Reversed at 126 Wash. 2d 346.
NOTES
[1] By signing the security agreement, Worsham agreed to "[deliver] and [grant] to the Bank a Security Interest" in the $100,000 CD as security for the Bank's loan to William Argo, including all renewals.
[2] This security agreement provided that Worsham's pledge of the two CD's was "security for the payment ... of all promissory notes executed by William Argo ... now, in the past or in the future and all renewals, modifications or extensions thereof ...".
[3] The total judgment was for $211,552.
[4] Certificates of deposit are specifically included in the definition of "account". RCW 30.22.040(1).
[5] Bank IV Topeka, N.A. v. Topeka Bank & Trust Co., 15 Kan. App. 2d 341, 807 P.2d 686 (1991); Franke v. Third Nat'l Bank & Trust Co., 31 Ohio App. 3d 189, 190, 509 N.E.2d 955, 957 (1986) (in dicta, held nonnegotiable CD is a "'general intangible'", not an instrument).

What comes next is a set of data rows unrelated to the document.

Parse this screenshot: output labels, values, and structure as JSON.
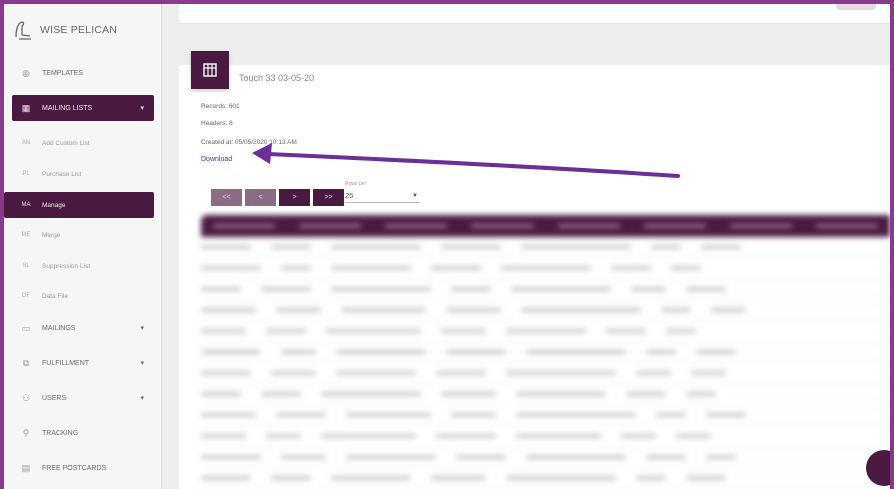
{
  "app": {
    "brand_name": "WISE PELICAN",
    "colors": {
      "accent": "#4a1a40",
      "frame": "#8a3a8c",
      "link": "#6a2a8c"
    }
  },
  "sidebar": {
    "items": [
      {
        "label": "TEMPLATES",
        "icon": "template-icon"
      },
      {
        "label": "MAILING LISTS",
        "icon": "table-icon",
        "active": true,
        "caret": "▾"
      },
      {
        "label": "Add Custom List",
        "icon_text": "AN",
        "sub": true
      },
      {
        "label": "Purchase List",
        "icon_text": "PL",
        "sub": true
      },
      {
        "label": "Manage",
        "icon_text": "MA",
        "sub": true,
        "active": true
      },
      {
        "label": "Merge",
        "icon_text": "ME",
        "sub": true
      },
      {
        "label": "Suppression List",
        "icon_text": "SL",
        "sub": true
      },
      {
        "label": "Data File",
        "icon_text": "DF",
        "sub": true
      },
      {
        "label": "MAILINGS",
        "icon": "mail-icon",
        "caret": "▾"
      },
      {
        "label": "FULFILLMENT",
        "icon": "package-icon",
        "caret": "▾"
      },
      {
        "label": "USERS",
        "icon": "users-icon",
        "caret": "▾"
      },
      {
        "label": "TRACKING",
        "icon": "pin-icon"
      },
      {
        "label": "FREE POSTCARDS",
        "icon": "postcard-icon"
      }
    ]
  },
  "list": {
    "title": "Touch 33 03-05-20",
    "records": "Records: 601",
    "headers": "Headers: 8",
    "created": "Created at: 05/05/2020 10:13 AM",
    "download_label": "Download"
  },
  "pager": {
    "first": "<<",
    "prev": "<",
    "next": ">",
    "last": ">>",
    "per_page_label": "Rows per",
    "per_page_value": "25"
  }
}
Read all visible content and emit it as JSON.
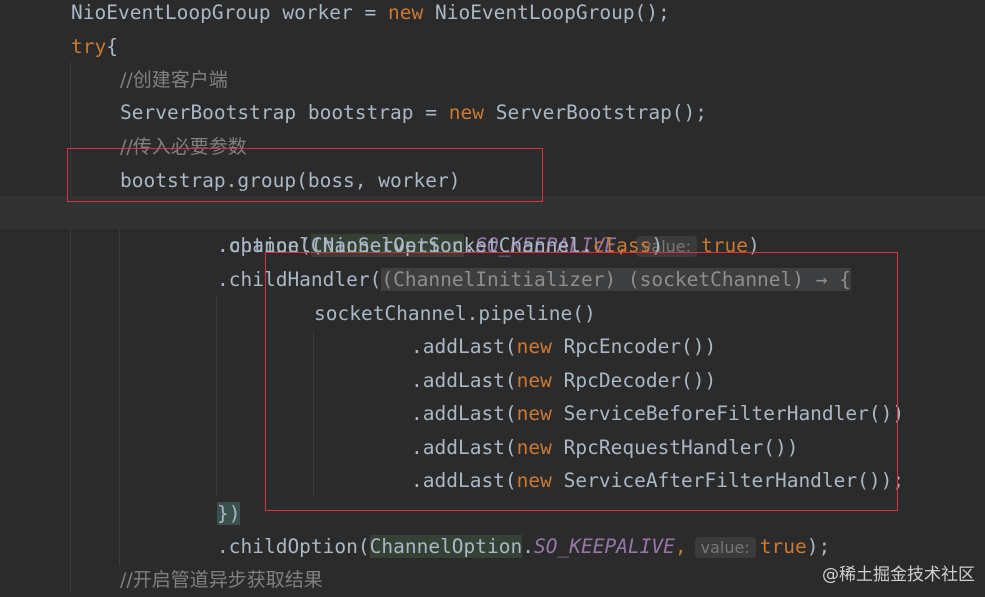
{
  "code": {
    "l1_type": "NioEventLoopGroup",
    "l1_var": " worker = ",
    "l1_new": "new",
    "l1_ctor": " NioEventLoopGroup();",
    "l2_try": "try",
    "l2_brace": "{",
    "l3_comment": "//创建客户端",
    "l4_type": "ServerBootstrap bootstrap = ",
    "l4_new": "new",
    "l4_ctor": " ServerBootstrap();",
    "l5_comment": "//传入必要参数",
    "l6_call": "bootstrap.group(boss, worker)",
    "l7_pre": ".option(",
    "l7_class": "ChannelOption",
    "l7_dot": ".",
    "l7_field": "SO_KEEPALIVE",
    "l7_comma": ",",
    "l7_hint": "value:",
    "l7_true": "true",
    "l7_close": ")",
    "l8_pre": ".channel(NioServerSocketChannel.",
    "l8_class": "class",
    "l8_close": ")",
    "l9_pre": ".childHandler(",
    "l9_lambda": "(ChannelInitializer) (socketChannel) → {",
    "l10": "socketChannel.pipeline()",
    "add_pre": ".addLast(",
    "add_new": "new",
    "add1": " RpcEncoder())",
    "add2": " RpcDecoder())",
    "add3": " ServiceBeforeFilterHandler())",
    "add4": " RpcRequestHandler())",
    "add5": " ServiceAfterFilterHandler());",
    "l16_brace": "})",
    "l17_pre": ".childOption(",
    "l17_class": "ChannelOption",
    "l17_dot": ".",
    "l17_field": "SO_KEEPALIVE",
    "l17_comma": ",",
    "l17_hint": "value:",
    "l17_true": "true",
    "l17_close": ");",
    "l18_comment": "//开启管道异步获取结果"
  },
  "watermark": "@稀土掘金技术社区",
  "colors": {
    "background": "#2b2b2b",
    "keyword": "#cc7832",
    "field": "#9876aa",
    "comment": "#808080",
    "highlight_box": "#d9323c"
  }
}
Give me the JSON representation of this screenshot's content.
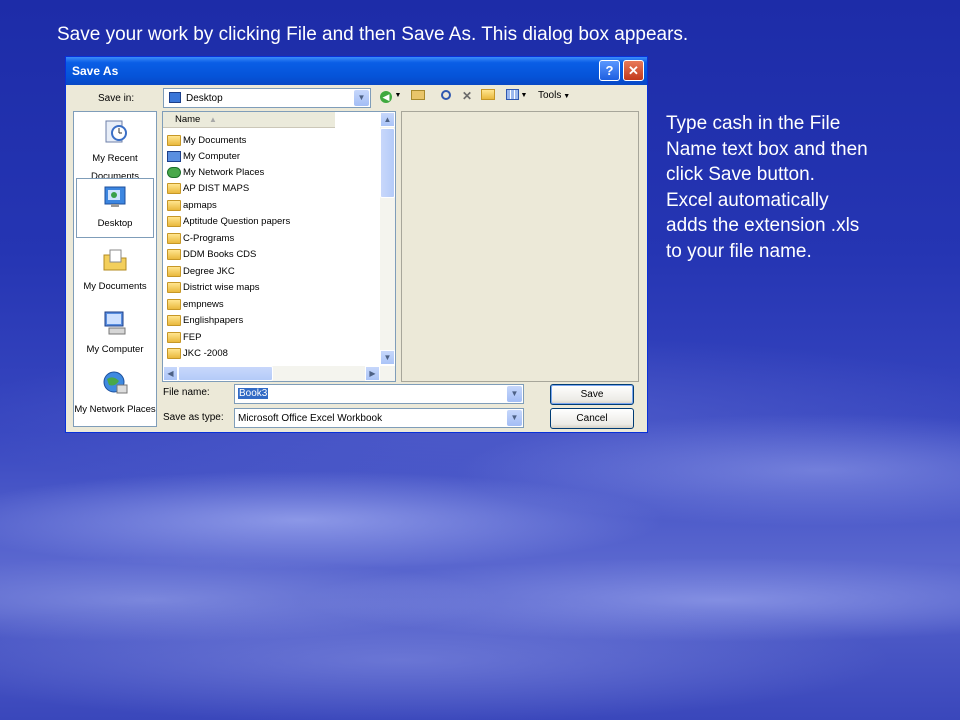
{
  "slide": {
    "caption": "Save your work by clicking File and then Save As. This dialog box appears.",
    "side_lines": [
      "Type cash in the File",
      "Name text box and then",
      "click Save button.",
      "Excel automatically",
      "adds the extension .xls",
      "to your file name."
    ]
  },
  "dialog": {
    "title": "Save As",
    "help_glyph": "?",
    "close_glyph": "✕",
    "save_in_label": "Save in:",
    "save_in_value": "Desktop",
    "tools_label": "Tools",
    "places": [
      {
        "label": "My Recent Documents",
        "icon": "recent-documents-icon"
      },
      {
        "label": "Desktop",
        "icon": "desktop-icon"
      },
      {
        "label": "My Documents",
        "icon": "my-documents-icon"
      },
      {
        "label": "My Computer",
        "icon": "my-computer-icon"
      },
      {
        "label": "My Network Places",
        "icon": "network-places-icon"
      }
    ],
    "column_name": "Name",
    "files": [
      "My Documents",
      "My Computer",
      "My Network Places",
      "AP DIST MAPS",
      "apmaps",
      "Aptitude Question papers",
      "C-Programs",
      "DDM Books CDS",
      "Degree JKC",
      "District wise maps",
      "empnews",
      "Englishpapers",
      "FEP",
      "JKC -2008"
    ],
    "file_name_label": "File name:",
    "file_name_value": "Book3",
    "save_type_label": "Save as type:",
    "save_type_value": "Microsoft Office Excel Workbook",
    "save_button": "Save",
    "cancel_button": "Cancel"
  }
}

[6] Jamison v. Society Nat'l Bank, 66 Ohio St. 3d 201, 204-05, 611 N.E.2d 307, 310 (1993); Republican Vly. Bank v. Security State Bank, 229 Neb. 339, 426 N.W.2d 529 (1988) (nonnegotiable CD is an assignable instrument); General Elec. Co. v. M&C Mfg., Inc., 283 Ark. 110, 671 S.W.2d 189 (1984) (nonnegotiable, nontransferable CD is an instrument); Wightman v. American Nat'l Bank, 610 P.2d 1001, 1004 (Wyo. 1980); Citizens Nat'l Bank v. Bornstein, 374 So. 2d 6 (Fla. 1979); First Nat'l Bank v. Lone Star Life Ins. Co., 524 S.W.2d 525, 529-30 (Tex. Civ. App. 1975).
[7] Finding of fact 1.4.
[8] Olson v. Fraase, 421 N.W.2d 820 (N.D. 1988); Franke v. Third Nat'l Bank & Trust Co., supra; Sherman Cy. Bank v. Lonowski, 205 Neb. 596, 289 N.W.2d 189 (1980); Ogilvie v. Idaho Bank & Trust Co., 99 Idaho 361, 582 P.2d 215 (1978); Commercial Banking Co. v. Spurlock, 238 Ga. 123, 231 S.E.2d 748 (1977); Home Trust Mercantile Bank v. Staggs, 714 S.W.2d 792 (Mo. Ct. App. 1986).
[9] Heffernan, at 178 n. 9.
[10] See also Wightman v. American Nat'l Bank, supra.
[11] "Our interpretation is in accord with the probable intent of parties to such transactions. By making a pledge, an equitable pledge, or otherwise creating a security interest in funds on deposit with a bank, a borrower is expressing a willingness to have the funds in the account used to pay the debt when it becomes due, whatever the reason for nonpayment. A bank lending money to a depositor needs reasonable protection against nonpayment, whether caused by the debtor's financial inability to repay the loan or some other cause, such as the debtor's death. The coowner of the account, on the other hand, is no more disadvantaged by another owner's pledging a portion of the funds than by a withdrawal. In fact, a co-owner generally is better off if the funds are pledged to the bank than if they are withdrawn as, upon repayment of the loan, the co-owner's right to use the funds would automatically be restored." Heffernan, at 180.